Cape Cave’s answer raised sixteen affirmative defenses, most of which were based on appellee’s alleged failure to comply with various requirements of the Mechanic’s Lien Law. Two of the defenses, however, were that Charlotte Asphalt had been paid and that Cape Cave had only made proper payments to Lateo. Cape Cave also counterclaimed and filed a third party complaint against Lateo which alleged, inter alia, that Lateo had been paid for the asphalt work but had not paid ap-pellee.

This appeal concerns appellee’s attempts to discover evidence of Cape Cave’s defense of payment. The record reveals that appel-lee made and the trial court granted several motions to compel Cape Cave to produce the cancelled checks or any other conclusive evidence that it had paid Lateo for the paving work. Although Mr. Jankowitz asserted that diligent efforts were being made, no substantiating documents were ever produced, prompting appellee to move that the pleadings be struck and a default judgment entered. A hearing was held on this motion and Cape Cave was given a final opportunity to produce. When it did not, another hearing was held, resulting in the order from which Cape Cave appeals. Finding that Cape Cave had wilfully failed to comply with the court’s orders to produce, the court struck Cape Cave’s pleadings, including its affirmative defenses, counterclaim and third party complaint, and ordered it to pay Charlotte Asphalt nearly $28,000, plus interest and attorney’s fees. There was no finding that Cape Cave’s other defenses were, as a matter of law, invalid. Moreover, the court had earlier denied motions for summary judgment on the counterclaim and third party complaint.

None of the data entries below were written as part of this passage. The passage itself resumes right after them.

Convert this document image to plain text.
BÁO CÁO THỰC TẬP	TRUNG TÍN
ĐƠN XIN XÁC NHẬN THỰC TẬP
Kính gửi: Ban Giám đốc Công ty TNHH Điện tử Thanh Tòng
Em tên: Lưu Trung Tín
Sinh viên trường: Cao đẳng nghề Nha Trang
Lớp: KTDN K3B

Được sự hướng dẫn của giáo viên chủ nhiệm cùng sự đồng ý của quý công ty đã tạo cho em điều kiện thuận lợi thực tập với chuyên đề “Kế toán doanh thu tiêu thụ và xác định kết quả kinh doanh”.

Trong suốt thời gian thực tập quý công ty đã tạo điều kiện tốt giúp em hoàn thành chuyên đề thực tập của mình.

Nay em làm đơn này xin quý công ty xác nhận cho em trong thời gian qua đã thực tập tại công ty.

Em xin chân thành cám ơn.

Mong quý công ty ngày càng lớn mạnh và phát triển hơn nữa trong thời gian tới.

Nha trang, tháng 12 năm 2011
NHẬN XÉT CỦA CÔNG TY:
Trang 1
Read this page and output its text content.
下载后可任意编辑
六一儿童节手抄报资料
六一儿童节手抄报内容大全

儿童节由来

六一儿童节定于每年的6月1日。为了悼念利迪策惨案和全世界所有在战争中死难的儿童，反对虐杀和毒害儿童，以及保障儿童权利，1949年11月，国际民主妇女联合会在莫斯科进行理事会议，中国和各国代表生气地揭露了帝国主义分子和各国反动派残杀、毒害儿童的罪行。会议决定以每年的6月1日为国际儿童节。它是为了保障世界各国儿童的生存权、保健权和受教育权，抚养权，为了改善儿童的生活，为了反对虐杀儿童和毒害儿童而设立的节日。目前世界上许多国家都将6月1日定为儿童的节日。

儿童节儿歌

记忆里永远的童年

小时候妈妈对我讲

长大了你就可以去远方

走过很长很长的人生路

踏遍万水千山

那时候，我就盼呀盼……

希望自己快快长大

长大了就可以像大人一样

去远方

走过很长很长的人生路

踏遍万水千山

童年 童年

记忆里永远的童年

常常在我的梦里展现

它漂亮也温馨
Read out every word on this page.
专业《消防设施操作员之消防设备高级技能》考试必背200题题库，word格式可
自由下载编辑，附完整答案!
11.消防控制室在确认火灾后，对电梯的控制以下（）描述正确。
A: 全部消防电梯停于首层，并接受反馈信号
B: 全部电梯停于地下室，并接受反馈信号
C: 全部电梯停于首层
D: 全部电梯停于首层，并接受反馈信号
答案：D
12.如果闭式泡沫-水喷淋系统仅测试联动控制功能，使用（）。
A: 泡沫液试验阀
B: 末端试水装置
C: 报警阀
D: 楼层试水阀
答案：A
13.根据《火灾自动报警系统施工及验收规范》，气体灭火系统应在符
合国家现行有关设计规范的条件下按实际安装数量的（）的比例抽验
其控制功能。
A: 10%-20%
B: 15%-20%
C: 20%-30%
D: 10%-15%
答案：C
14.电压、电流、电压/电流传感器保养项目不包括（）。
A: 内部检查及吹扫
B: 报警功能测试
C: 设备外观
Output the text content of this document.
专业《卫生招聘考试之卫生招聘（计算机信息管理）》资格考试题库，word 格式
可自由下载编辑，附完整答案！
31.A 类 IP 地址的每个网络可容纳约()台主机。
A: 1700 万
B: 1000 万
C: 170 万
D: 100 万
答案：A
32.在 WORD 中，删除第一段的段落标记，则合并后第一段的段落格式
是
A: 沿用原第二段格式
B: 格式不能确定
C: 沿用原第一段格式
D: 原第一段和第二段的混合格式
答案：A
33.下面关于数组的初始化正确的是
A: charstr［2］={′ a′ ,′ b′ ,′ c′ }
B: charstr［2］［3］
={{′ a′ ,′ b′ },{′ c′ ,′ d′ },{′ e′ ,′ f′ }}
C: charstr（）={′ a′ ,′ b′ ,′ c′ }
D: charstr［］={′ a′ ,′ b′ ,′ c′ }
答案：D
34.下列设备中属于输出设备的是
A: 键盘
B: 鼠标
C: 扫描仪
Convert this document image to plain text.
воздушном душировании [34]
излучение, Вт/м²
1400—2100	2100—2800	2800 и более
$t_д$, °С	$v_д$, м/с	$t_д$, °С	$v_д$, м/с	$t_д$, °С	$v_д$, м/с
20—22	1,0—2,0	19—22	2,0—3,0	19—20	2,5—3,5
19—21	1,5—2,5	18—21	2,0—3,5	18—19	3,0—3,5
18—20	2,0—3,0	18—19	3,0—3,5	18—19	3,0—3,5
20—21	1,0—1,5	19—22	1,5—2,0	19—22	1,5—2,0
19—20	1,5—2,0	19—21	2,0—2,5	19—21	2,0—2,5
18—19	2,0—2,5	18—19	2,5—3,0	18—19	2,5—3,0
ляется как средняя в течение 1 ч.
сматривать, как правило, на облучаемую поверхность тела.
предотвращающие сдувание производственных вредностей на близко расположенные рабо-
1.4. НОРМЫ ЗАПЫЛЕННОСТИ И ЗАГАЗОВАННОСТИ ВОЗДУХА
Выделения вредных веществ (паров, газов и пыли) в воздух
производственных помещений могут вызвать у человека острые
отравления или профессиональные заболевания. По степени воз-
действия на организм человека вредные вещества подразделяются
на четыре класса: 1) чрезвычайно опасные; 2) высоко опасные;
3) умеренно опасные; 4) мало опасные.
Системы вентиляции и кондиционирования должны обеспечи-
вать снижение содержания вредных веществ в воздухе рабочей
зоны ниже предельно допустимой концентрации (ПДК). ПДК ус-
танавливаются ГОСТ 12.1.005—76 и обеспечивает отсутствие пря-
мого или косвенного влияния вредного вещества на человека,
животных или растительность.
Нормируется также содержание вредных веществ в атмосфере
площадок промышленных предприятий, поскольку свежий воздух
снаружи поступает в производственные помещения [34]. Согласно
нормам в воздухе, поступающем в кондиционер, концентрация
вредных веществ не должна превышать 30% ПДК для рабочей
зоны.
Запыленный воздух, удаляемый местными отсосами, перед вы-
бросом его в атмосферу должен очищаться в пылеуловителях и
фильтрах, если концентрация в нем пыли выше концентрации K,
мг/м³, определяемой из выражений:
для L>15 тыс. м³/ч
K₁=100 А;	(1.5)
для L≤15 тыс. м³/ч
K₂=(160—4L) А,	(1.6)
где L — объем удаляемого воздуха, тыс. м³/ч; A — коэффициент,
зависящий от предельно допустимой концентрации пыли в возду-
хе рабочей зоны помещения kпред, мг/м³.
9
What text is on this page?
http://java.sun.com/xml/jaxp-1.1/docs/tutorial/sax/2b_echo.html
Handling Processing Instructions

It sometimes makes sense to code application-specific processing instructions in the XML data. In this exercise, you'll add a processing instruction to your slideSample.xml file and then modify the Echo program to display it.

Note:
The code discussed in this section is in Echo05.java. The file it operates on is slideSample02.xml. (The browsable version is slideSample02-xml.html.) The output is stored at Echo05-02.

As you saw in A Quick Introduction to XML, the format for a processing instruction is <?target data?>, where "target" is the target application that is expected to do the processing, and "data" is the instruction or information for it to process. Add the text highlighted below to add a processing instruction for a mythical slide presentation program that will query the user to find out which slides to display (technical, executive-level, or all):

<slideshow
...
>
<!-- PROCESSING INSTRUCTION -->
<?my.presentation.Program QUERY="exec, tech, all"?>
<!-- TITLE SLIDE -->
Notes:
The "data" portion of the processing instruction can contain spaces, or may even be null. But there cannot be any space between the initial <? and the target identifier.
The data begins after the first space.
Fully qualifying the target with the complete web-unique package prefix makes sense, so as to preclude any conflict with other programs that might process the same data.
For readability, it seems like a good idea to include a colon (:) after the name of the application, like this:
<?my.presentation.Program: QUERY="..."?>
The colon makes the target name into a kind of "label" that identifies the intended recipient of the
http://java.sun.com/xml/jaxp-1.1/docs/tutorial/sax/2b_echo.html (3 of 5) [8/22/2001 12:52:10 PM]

Where a party wilfully and flagrantly refuses to comply with the trial court’s order, a trial judge has the discretion to impose appropriate sanctions. A sanction is appropriate if it is commensurate with the offense. Traveler's Insurance Company v. Rodriguez, 357 So.2d 464 (Fla. 2d DCA 1978). Accord, Masons Concrete v. Corbin Weil Pump & Supply, Inc., 364 So.2d 824 (Fla. 2d DCA 1978). In light of Cape Cave’s repeated refusal to comply with the trial court’s orders to produce, we agree that an appropriate sanction should have been imposed. However, as we noted in Traveler’s Insurance Company, citing Flaksa v. Little River Marine Construction, 389 F.2d 885, 888 (5th Cir. 1968), “[dismissal of an action with prejudice and entry of judgment by default are drastic remedies which should be used only in extreme situations, as the court has a wide range of lesser sanctions . . .” Thus, unless the trial court has also found that, as a matter of law, none of Cape Cave’s other defenses were valid, it was an abuse of discretion to strike those defenses, as well as the counterclaim and third party complaint, and to enter a final default judgment. See Zayres Department Stores v. Fingerhut, 383 So.2d 262 (Fla. 3d DCA 1980). Cape Cave’s refusal, or inability, to produce evidence that Charlotte Asphalt had been paid or that proper payments had been paid to Lateo does not mean that it cannot prevail on its other defenses or on its counterclaim and third party complaint. In depriving Cape Cave of the opportunity to do so, the trial court went too far.

Therefore, we AFFIRM the order insofar as it struck the defenses of payment. However, we REVERSE the striking c* the other defenses and pleadings and the final default judgment. The case is remanded for further proceedings consistent with this opinion.

GRIMES, C. J., and SCHEB, J., concur.